28. September: Albino Luciani
Nach nur drei Wahlgängen zeigte am 26. August 1978 weißer Rauch die Wahl Albino Lucianis zum neuen Papst an. Mit gewinnendem Lächeln blickte ein Mann vom Balkon des Petersdoms, der am liebsten Dorfpfarrer geworden wäre.
Foto: KNA-Bild
So kurz das Pontifikat, so zahlreich die Namen: Johannes Paul I. wurde auch als „Lächelnder“, „Seelsorge-“, „Bauern-“ und „33-Tage-Papst“ betitelt.
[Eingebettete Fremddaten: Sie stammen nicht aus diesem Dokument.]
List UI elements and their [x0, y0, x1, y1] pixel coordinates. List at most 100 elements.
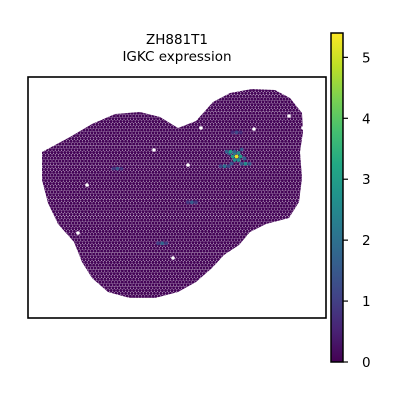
tissue-spot	[124, 190, 128, 194]
tissue-spot	[114, 184, 118, 188]
tissue-spot	[132, 153, 136, 157]
tissue-spot	[244, 182, 248, 186]
tissue-spot	[63, 128, 67, 132]
tissue-spot	[176, 238, 180, 242]
tissue-spot	[106, 153, 110, 157]
tissue-spot	[125, 182, 129, 186]
tissue-spot	[242, 145, 246, 149]
tissue-spot	[224, 170, 228, 174]
tissue-spot	[191, 94, 195, 98]
tissue-spot	[52, 148, 56, 152]
tissue-spot	[93, 103, 97, 107]
tissue-spot	[178, 224, 182, 228]
tissue-spot	[284, 173, 288, 177]
tissue-spot	[202, 148, 206, 152]
tissue-spot	[285, 243, 289, 248]
tissue-spot	[165, 117, 169, 121]
tissue-spot	[301, 114, 303, 118]
tissue-spot	[194, 207, 198, 211]
tissue-spot	[45, 89, 49, 90]
tissue-spot	[224, 232, 228, 236]
tissue-spot	[236, 134, 240, 138]
tissue-spot	[125, 232, 129, 236]
tissue-spot	[287, 111, 291, 115]
tissue-spot	[276, 176, 280, 180]
tissue-spot	[271, 105, 275, 110]
tissue-spot	[84, 243, 88, 248]
tissue-spot	[114, 235, 118, 239]
tissue-spot	[34, 112, 37, 115]
tissue-spot	[244, 243, 248, 248]
tissue-spot	[178, 201, 182, 205]
tissue-spot	[144, 125, 148, 129]
tissue-spot	[76, 190, 80, 194]
tissue-spot	[282, 131, 286, 135]
tissue-spot	[116, 243, 120, 248]
tissue-spot	[76, 218, 80, 222]
tissue-spot	[143, 117, 147, 121]
tissue-spot	[103, 153, 107, 157]
tissue-spot	[282, 114, 286, 118]
tissue-spot	[274, 167, 278, 172]
tissue-spot	[93, 204, 97, 208]
tissue-spot	[84, 215, 88, 219]
tissue-spot	[106, 148, 110, 152]
tissue-spot	[140, 151, 144, 155]
tissue-spot	[165, 196, 169, 200]
tissue-spot	[176, 103, 180, 107]
tissue-spot	[159, 167, 163, 172]
tissue-spot	[138, 210, 142, 214]
tissue-spot	[68, 159, 72, 163]
tissue-spot	[234, 89, 238, 90]
tissue-spot	[180, 103, 184, 107]
tissue-spot	[220, 94, 224, 98]
tissue-spot	[34, 207, 37, 210]
tissue-spot	[112, 187, 116, 191]
tissue-spot	[151, 114, 155, 118]
tissue-spot	[79, 173, 83, 177]
tissue-spot	[159, 218, 163, 222]
tissue-spot	[104, 145, 108, 149]
tissue-spot	[210, 218, 214, 222]
tissue-spot	[274, 128, 278, 132]
tissue-spot	[74, 114, 78, 118]
tissue-spot	[148, 176, 152, 180]
tissue-spot	[271, 100, 275, 104]
tissue-spot	[229, 179, 233, 183]
tissue-spot	[295, 120, 299, 124]
tissue-spot	[180, 227, 184, 231]
tissue-spot	[253, 187, 257, 191]
tissue-spot	[287, 100, 291, 104]
tissue-spot	[234, 198, 238, 203]
tissue-spot	[103, 125, 107, 129]
tissue-spot	[66, 156, 70, 160]
tissue-spot	[208, 142, 212, 146]
tissue-spot	[154, 89, 158, 90]
tissue-spot	[61, 243, 65, 248]
tissue-spot	[183, 142, 187, 146]
tissue-spot	[79, 122, 83, 126]
tissue-spot	[202, 210, 206, 214]
tissue-spot	[210, 201, 214, 205]
tissue-spot	[160, 159, 164, 163]
tissue-spot	[50, 184, 54, 188]
tissue-spot	[98, 207, 102, 211]
tissue-spot	[268, 128, 272, 132]
tissue-spot	[212, 108, 216, 112]
tissue-spot	[133, 179, 137, 183]
tissue-spot	[47, 173, 51, 177]
tissue-spot	[229, 100, 233, 104]
tissue-spot	[79, 162, 83, 166]
tissue-spot	[140, 184, 144, 188]
tissue-spot	[136, 224, 140, 228]
tissue-spot	[224, 103, 228, 107]
tissue-spot	[244, 103, 248, 107]
tissue-spot	[199, 91, 203, 95]
tissue-spot	[76, 212, 80, 217]
tissue-spot	[239, 111, 243, 115]
tissue-spot	[245, 201, 249, 205]
tissue-spot	[87, 165, 91, 169]
tissue-spot	[42, 170, 43, 174]
tissue-spot	[290, 167, 294, 172]
tissue-spot	[207, 218, 211, 222]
Jetzt stellte der 66-Jährige auch seinen Pontifikat unter das Leitwort „Demut". Unkonventionell wie seine Namenswahl waren die Zeichen, die Johannes Paul I. in den folgenden Tagen setzte. Er verzichtet auf die Krönung, predigt im „Dialog" mit einem Ministranten, redet mit Schweizergardisten. Gleichzeitig leidet er unter Vereinsamung, was die begeisterte Öffentlichkeit übersieht.
Kritiker hingegen stören Sprache, Anteilnahme und Stil. Der „Bauernpapst" scheint manchem Intellektuellen zu wenig gebildet, obwohl er aus einem bemerkenswerten Zitatenschatz der Weltliteratur schöpft. Sie zu überzeugen, fehlt die Zeit: Bereits nach 33 Tage erschüttert die Nachricht vom plötzlichen Tod des „Papa Luciani" die Welt.
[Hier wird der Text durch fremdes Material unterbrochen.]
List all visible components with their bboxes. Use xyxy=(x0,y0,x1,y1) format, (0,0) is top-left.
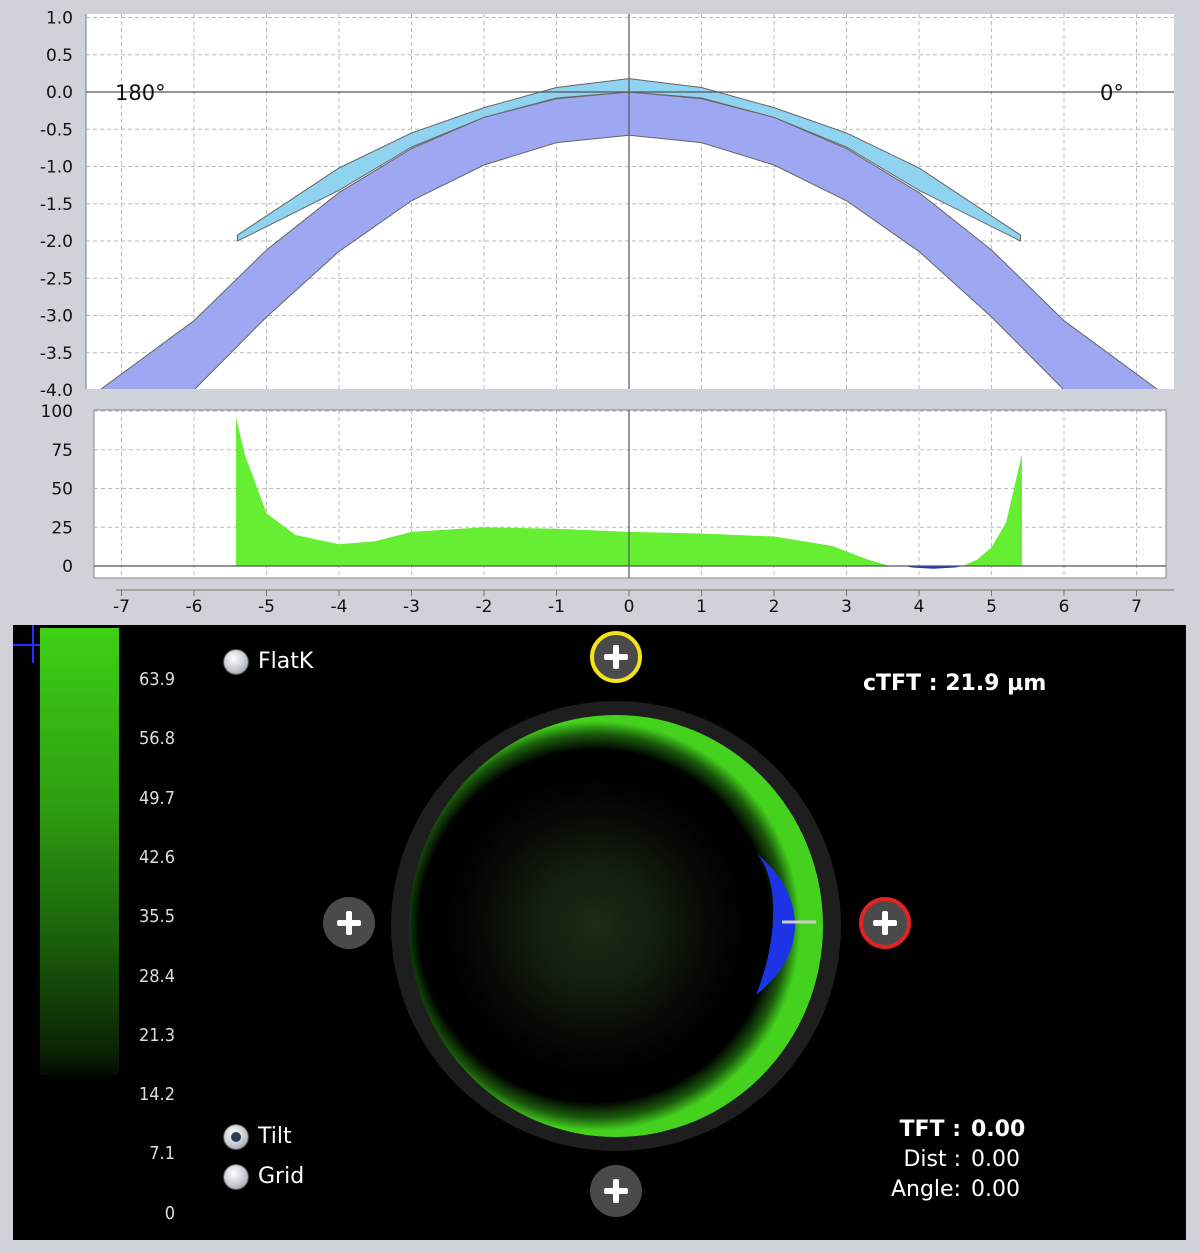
tilt-radio-dot[interactable] xyxy=(224,1124,248,1149)
x-tick-label: 2 xyxy=(769,597,780,617)
pooling-area xyxy=(756,853,816,995)
x-tick-label: -2 xyxy=(476,597,493,617)
x-tick-label: 0 xyxy=(624,597,635,617)
chart-a-y-tick-label: -2.0 xyxy=(40,232,73,252)
plus-right-button[interactable] xyxy=(859,897,911,949)
chart-b-y-tick-label: 0 xyxy=(62,557,73,577)
x-tick-label: 1 xyxy=(696,597,707,617)
chart-a-y-tick-label: -1.0 xyxy=(40,158,73,178)
color-scale-bar xyxy=(40,628,119,1075)
color-scale-label: 35.5 xyxy=(138,906,175,928)
chart-a-y-tick-label: -3.5 xyxy=(40,344,73,364)
dist-label: Dist : xyxy=(903,1147,961,1172)
plus-top-icon xyxy=(602,643,630,671)
color-scale-label: 63.9 xyxy=(138,669,175,690)
angle-value: 0.00 xyxy=(971,1177,1020,1202)
plus-left-icon xyxy=(335,909,363,937)
x-tick-label: -7 xyxy=(113,597,130,617)
flatk-label: FlatK xyxy=(258,649,314,674)
color-scale-label: 49.7 xyxy=(138,787,175,809)
chart-a-y-tick-label: 0.5 xyxy=(46,46,73,66)
tft-row: TFT : 0.00 xyxy=(883,1115,1033,1145)
chart-a-series xyxy=(100,78,1158,389)
angle-180-label: 180° xyxy=(115,81,166,105)
plus-bottom-button[interactable] xyxy=(590,1165,642,1217)
chart-b-y-tick-label: 50 xyxy=(51,480,73,500)
tft-readout-block: TFT : 0.00 Dist : 0.00 Angle: 0.00 xyxy=(883,1115,1033,1205)
x-tick-label: 7 xyxy=(1131,597,1142,617)
plus-top-button[interactable] xyxy=(590,631,642,683)
x-tick-label: -3 xyxy=(403,597,420,617)
color-scale-label: 42.6 xyxy=(138,846,175,868)
pooling-dip xyxy=(904,566,963,569)
x-tick-label: 3 xyxy=(841,597,852,617)
chart-a-y-tick-label: 0.0 xyxy=(46,83,73,103)
chart-a-y-tick-label: -0.5 xyxy=(40,120,73,140)
plus-bottom-icon xyxy=(602,1177,630,1205)
tft-label: TFT : xyxy=(899,1117,962,1142)
angle-row: Angle: 0.00 xyxy=(883,1175,1033,1205)
tft-value: 0.00 xyxy=(971,1117,1026,1142)
chart-b-y-tick-label: 75 xyxy=(51,441,73,461)
chart-a-y-tick-label: -3.0 xyxy=(40,307,73,327)
grid-radio[interactable]: Grid xyxy=(224,1164,304,1189)
chart-a-plot-area xyxy=(86,14,1174,389)
chart-b-y-tick-label: 100 xyxy=(41,402,73,422)
color-scale-label: 7.1 xyxy=(149,1143,175,1165)
dist-value: 0.00 xyxy=(971,1147,1020,1172)
x-tick-label: 5 xyxy=(986,597,997,617)
x-tick-label: 4 xyxy=(914,597,925,617)
tick-labels: 1.0 0.5 0.0 -0.5 -1.0 -1.5 -2.0 -2.5 -3.0 -3.5 -4.… xyxy=(40,9,1142,618)
color-scale-label: 21.3 xyxy=(138,1024,175,1046)
grid-label: Grid xyxy=(258,1164,305,1189)
profile-panel: 1.0 0.5 0.0 -0.5 -1.0 -1.5 -2.0 -2.5 -3.0 -3.5 -4.… xyxy=(0,0,1200,625)
chart-a-y-tick-label: -1.5 xyxy=(40,195,73,215)
dist-row: Dist : 0.00 xyxy=(883,1145,1033,1175)
flatk-radio-dot[interactable] xyxy=(224,649,248,674)
fluorescein-map-panel: 63.9 56.8 49.7 42.6 35.5 28.4 21.3 14.2 7.1 0 Fla… xyxy=(13,625,1186,1240)
lens-band xyxy=(237,78,1021,242)
color-scale-label: 56.8 xyxy=(138,728,175,750)
x-tick-label: -4 xyxy=(331,597,348,617)
plus-left-button[interactable] xyxy=(323,897,375,949)
angle-label: Angle: xyxy=(890,1177,961,1202)
chart-a-y-tick-label: 1.0 xyxy=(46,9,73,29)
x-tick-label: -6 xyxy=(186,597,203,617)
color-scale-label: 14.2 xyxy=(138,1084,175,1106)
color-scale-label: 28.4 xyxy=(138,965,175,987)
ctft-readout: cTFT : 21.9 µm xyxy=(863,671,1047,696)
chart-a-y-tick-label: -2.5 xyxy=(40,269,73,289)
plus-right-icon xyxy=(871,909,899,937)
lens-fluorescein-map xyxy=(409,715,823,1137)
profile-charts: 1.0 0.5 0.0 -0.5 -1.0 -1.5 -2.0 -2.5 -3.0 -3.5 -4.… xyxy=(40,9,1174,618)
crosshair-icon xyxy=(13,625,53,665)
color-scale-label: 0 xyxy=(164,1202,175,1224)
tilt-label: Tilt xyxy=(258,1124,292,1149)
chart-axes xyxy=(85,14,1174,591)
tilt-radio[interactable]: Tilt xyxy=(224,1124,292,1149)
x-tick-label: -1 xyxy=(548,597,565,617)
flatk-radio[interactable]: FlatK xyxy=(224,649,313,674)
grid-radio-dot[interactable] xyxy=(224,1164,248,1189)
chart-b-y-tick-label: 25 xyxy=(51,518,73,538)
angle-0-label: 0° xyxy=(1100,81,1124,105)
x-tick-label: 6 xyxy=(1059,597,1070,617)
chart-a-y-tick-label: -4.0 xyxy=(40,381,73,401)
x-tick-label: -5 xyxy=(258,597,275,617)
Doch die Hoffnung, dass das, was in seinem Pontifikat „kometenhaft aufgeleuchtet" habe, ein zukunftweisendes Zeichen sei, erfüllt die Trauernden. Kürzlich wurde die diözesane Phase des Seligsprechungsprozesses abgeschlossen, weniger beachtet als bei seinem Nachfolger und Namensvetter, bescheiden, so wie auch Albino Luciani war.